Der Klassiker der modernen Demokratietheorie ist Jean-Jacques Rousseau (1712-1778). Er verschärfte die Hobbes-Kritik Spinozas und präzisierte den Gedanken der Volkssouveränität. Alle Befugnisse und Kompetenzen der Regenten leiten sich demnach her vom Willen des Volkes, den zu vollstrecken ihre Pflicht und Aufgabe ist. Während Montesquieu den englischen Parlamentarismus als wohlgelungene Ordnung rühmte, erblickte Rousseau in ihm eine Illusion. Er sah in den englischen Repräsentanten nicht uneigennützige Vertreter des Volkes, sondern eine volksabgehobene und volksfeindliche Clique von machtgierigen und korrupten Egoisten, die sich um das Gemeinwohl nicht scheren und sich stattdessen auf Kosten des Volkes bereichern. Deshalb suchte er nach einer alternativen Form der politischen Organisation und fand diese in der Demokratie, die seinerzeit – wie schon in der Antike – immer als direkte oder unmittelbare Demokratie verstanden wurde und daher zum Staat im Gegensatz stand. Der Ausdruck „direkte Demokratie“ wäre Rousseau und allen Denkern bis zur Französischen Revolution als Pleonasmus erschienen. In dem später geprägten Begriff „repräsentative Demokratie“ hätten sie eine contradictio in adjecto erblickt, da in ihren Augen Stellvertretung und Demokratie einander ausschließen. Der allgemeine Volkswille, die volonté générale, schreibt Rousseau im Contrat Social (1762), könne nicht von Stellvertretern „repräsentiert“ werden, sondern nur von der Gesamtheit der Bürger. Einzelne seien überfordert, wollten sie diese Aufgabe übernehmen. Das Postulat der Stellvertretung entspringe einem grundlegenden Irrtum.

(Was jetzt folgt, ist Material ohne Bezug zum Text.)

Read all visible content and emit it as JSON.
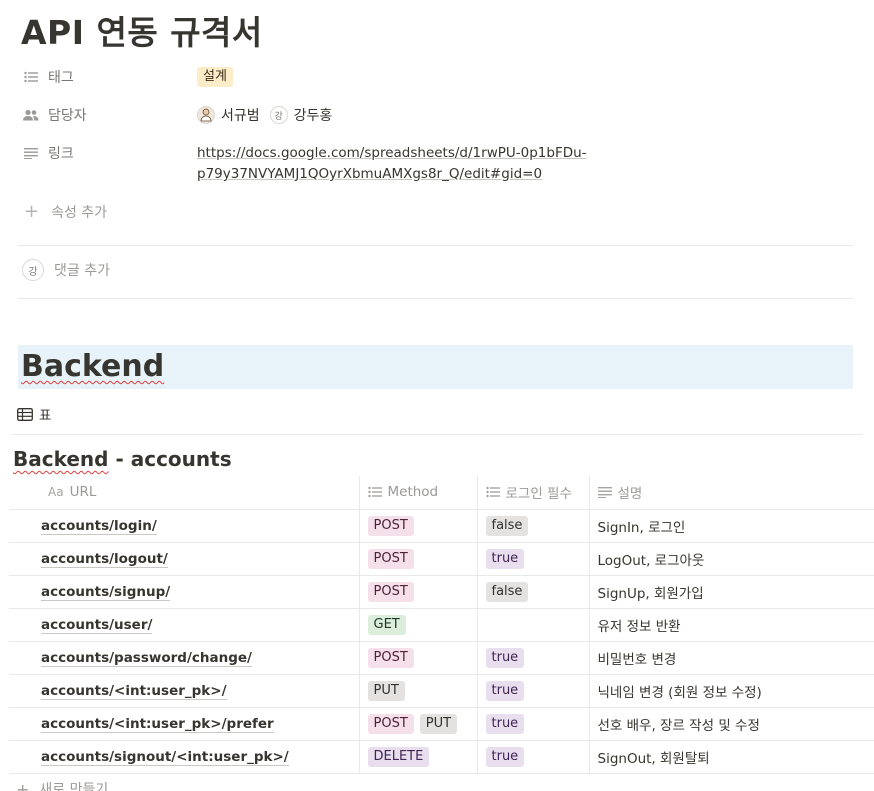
{
  "page": {
    "title": "API 연동 규격서"
  },
  "properties": {
    "tag": {
      "label": "태그",
      "value": "설계",
      "icon": "list-icon"
    },
    "assignees": {
      "label": "담당자",
      "icon": "people-icon",
      "people": [
        {
          "name": "서규범",
          "avatar": "photo"
        },
        {
          "name": "강두홍",
          "avatar": "강"
        }
      ]
    },
    "link": {
      "label": "링크",
      "icon": "text-lines-icon",
      "line1": "https://docs.google.com/spreadsheets/d/1rwPU-0p1bFDu-",
      "line2": "p79y37NVYAMJ1QOyrXbmuAMXgs8r_Q/edit#gid=0"
    },
    "add_label": "속성 추가"
  },
  "comment": {
    "avatar": "강",
    "placeholder": "댓글 추가"
  },
  "section": {
    "heading": "Backend"
  },
  "view": {
    "tab_label": "표",
    "icon": "table-icon"
  },
  "database": {
    "title_part1": "Backend",
    "title_part2": " - accounts",
    "columns": {
      "url": "URL",
      "url_icon": "Aa",
      "method": "Method",
      "login": "로그인 필수",
      "desc": "설명"
    },
    "rows": [
      {
        "url": "accounts/login/",
        "methods": [
          "POST"
        ],
        "login": "false",
        "desc": "SignIn, 로그인"
      },
      {
        "url": "accounts/logout/",
        "methods": [
          "POST"
        ],
        "login": "true",
        "desc": "LogOut, 로그아웃"
      },
      {
        "url": "accounts/signup/",
        "methods": [
          "POST"
        ],
        "login": "false",
        "desc": "SignUp, 회원가입"
      },
      {
        "url": "accounts/user/",
        "methods": [
          "GET"
        ],
        "login": "",
        "desc": "유저 정보 반환"
      },
      {
        "url": "accounts/password/change/",
        "methods": [
          "POST"
        ],
        "login": "true",
        "desc": "비밀번호 변경"
      },
      {
        "url": "accounts/<int:user_pk>/",
        "methods": [
          "PUT"
        ],
        "login": "true",
        "desc": "닉네임 변경 (회원 정보 수정)"
      },
      {
        "url": "accounts/<int:user_pk>/prefer",
        "methods": [
          "POST",
          "PUT"
        ],
        "login": "true",
        "desc": "선호 배우, 장르 작성 및 수정"
      },
      {
        "url": "accounts/signout/<int:user_pk>/",
        "methods": [
          "DELETE"
        ],
        "login": "true",
        "desc": "SignOut, 회원탈퇴"
      }
    ],
    "new_row_label": "새로 만들기"
  }
}
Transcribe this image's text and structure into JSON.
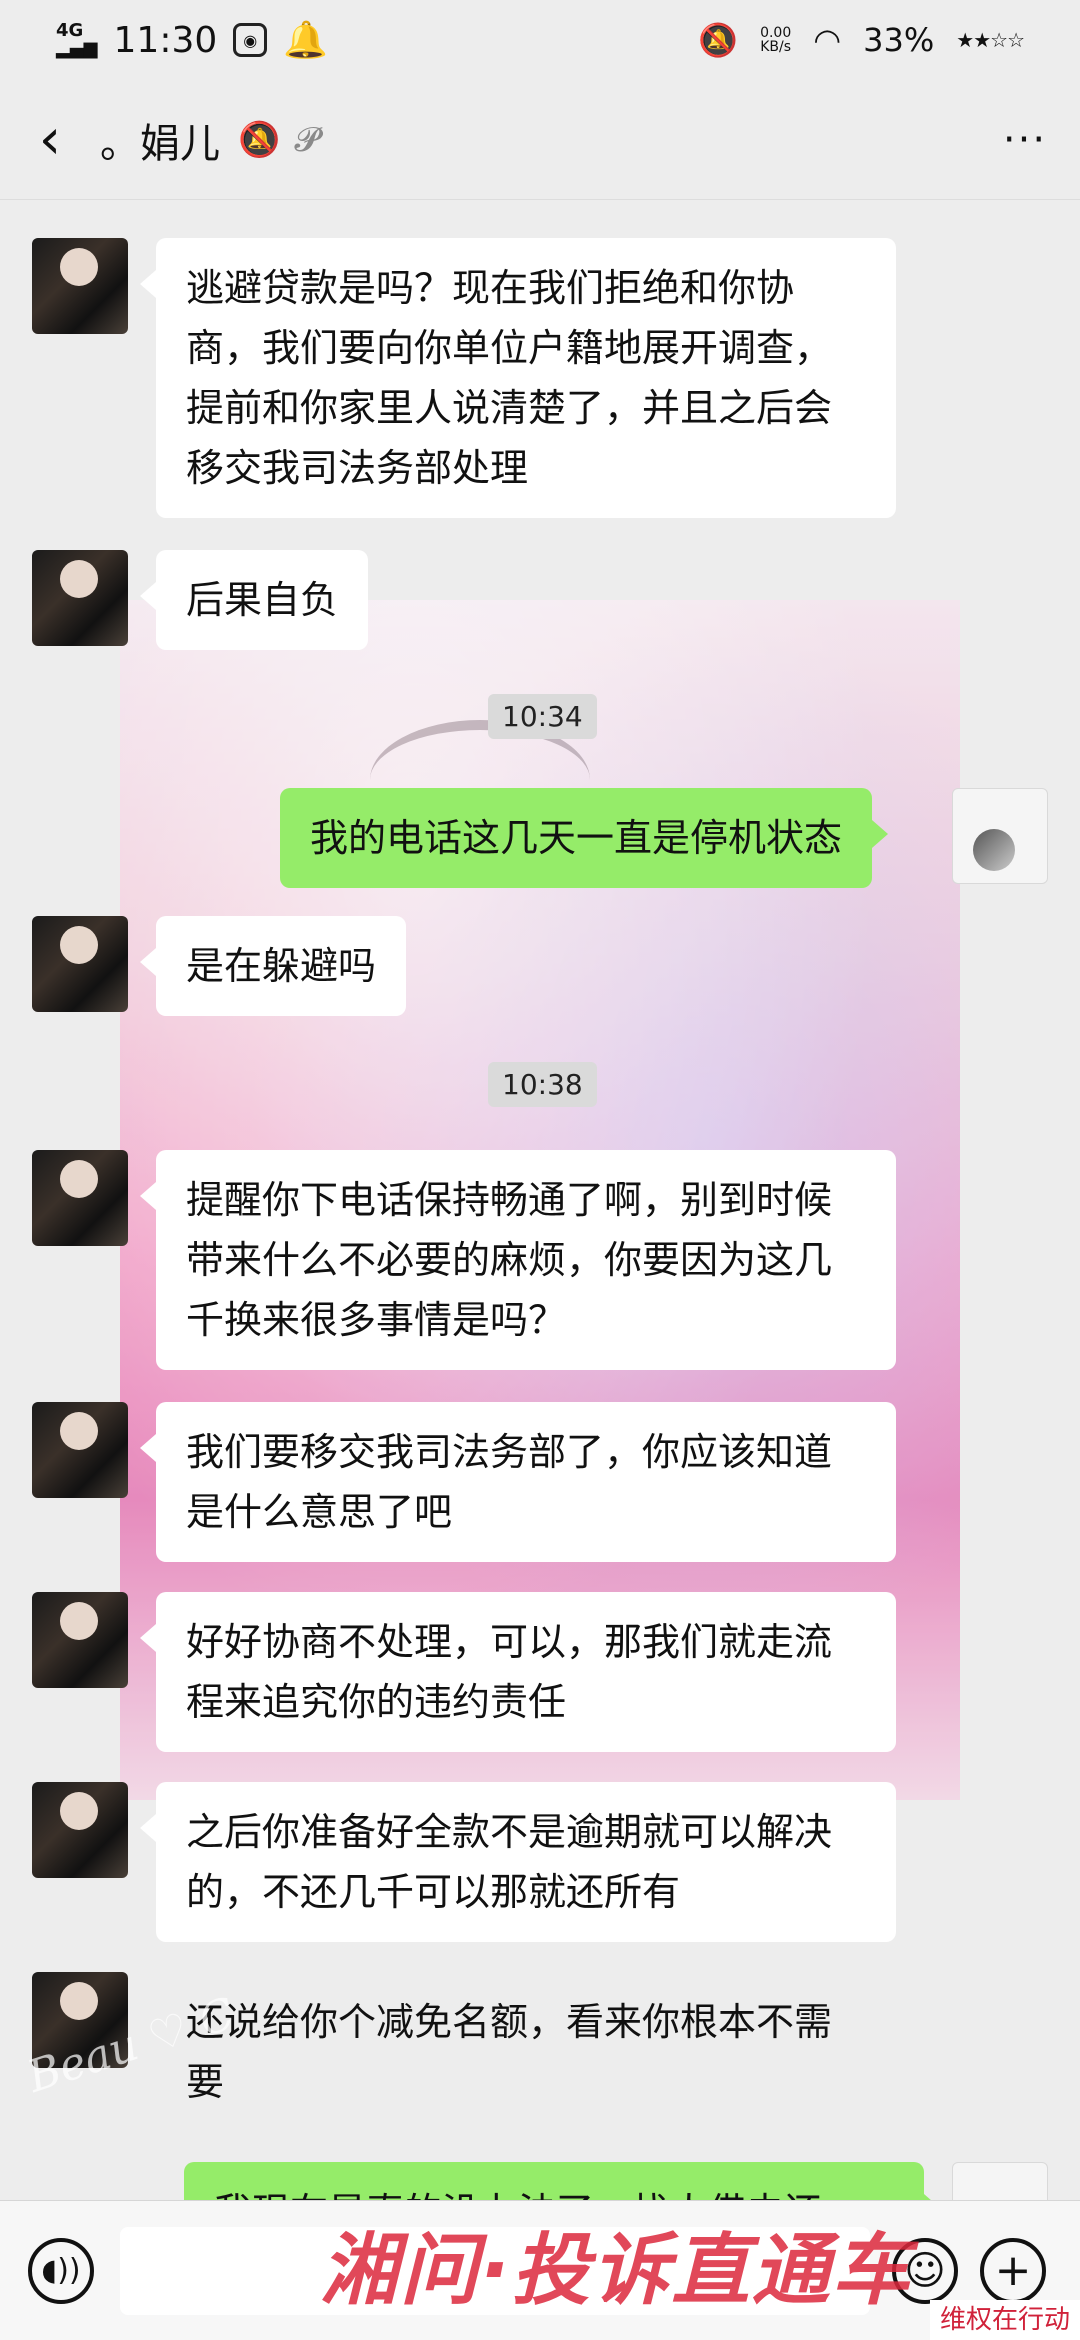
{
  "status_bar": {
    "network": "4G",
    "time": "11:30",
    "speed_value": "0.00",
    "speed_unit": "KB/s",
    "battery": "33%",
    "icons": [
      "signal-icon",
      "app-badge-icon",
      "notification-bell-icon",
      "mute-icon",
      "wifi-icon"
    ]
  },
  "header": {
    "title": "。娟儿",
    "icons": [
      "mute-notification-icon",
      "ear-mode-icon"
    ],
    "more_label": "···"
  },
  "messages": [
    {
      "from": "them",
      "text": "逃避贷款是吗？现在我们拒绝和你协商，我们要向你单位户籍地展开调查，提前和你家里人说清楚了，并且之后会移交我司法务部处理"
    },
    {
      "from": "them",
      "text": "后果自负"
    },
    {
      "type": "time",
      "text": "10:34"
    },
    {
      "from": "me",
      "text": "我的电话这几天一直是停机状态"
    },
    {
      "from": "them",
      "text": "是在躲避吗"
    },
    {
      "type": "time",
      "text": "10:38"
    },
    {
      "from": "them",
      "text": "提醒你下电话保持畅通了啊，别到时候带来什么不必要的麻烦，你要因为这几千换来很多事情是吗？"
    },
    {
      "from": "them",
      "text": "我们要移交我司法务部了，你应该知道是什么意思了吧"
    },
    {
      "from": "them",
      "text": "好好协商不处理，可以，那我们就走流程来追究你的违约责任"
    },
    {
      "from": "them",
      "text": "之后你准备好全款不是逾期就可以解决的，不还几千可以那就还所有"
    },
    {
      "from": "them",
      "text": "还说给你个减免名额，看来你根本不需要"
    },
    {
      "from": "me",
      "text": "我现在是真的没办法了，找人借去还"
    }
  ],
  "input_bar": {
    "voice_icon": "voice-icon",
    "emoji_icon": "emoji-icon",
    "plus_icon": "plus-icon"
  },
  "watermark": {
    "banner": "湘问·投诉直通车",
    "corner": "维权在行动"
  }
}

Wenn nämlich die Menschen, wie von Hobbes vorausgesetzt, in einem „Krieg aller gegen alle“ stehen, dann könne man von ihnen schwerlich erwarten, dass sie sich auf einen Gesellschaftsvertrag einigen. Unterstelle man aber, dass sie sich zu einem solchen Vertrag oder Bund einigen können, dann sei es absurd anzunehmen, sie müssten sich auch noch einem Dritten unterwerfen und ihre Souveränität auf diesen übertragen.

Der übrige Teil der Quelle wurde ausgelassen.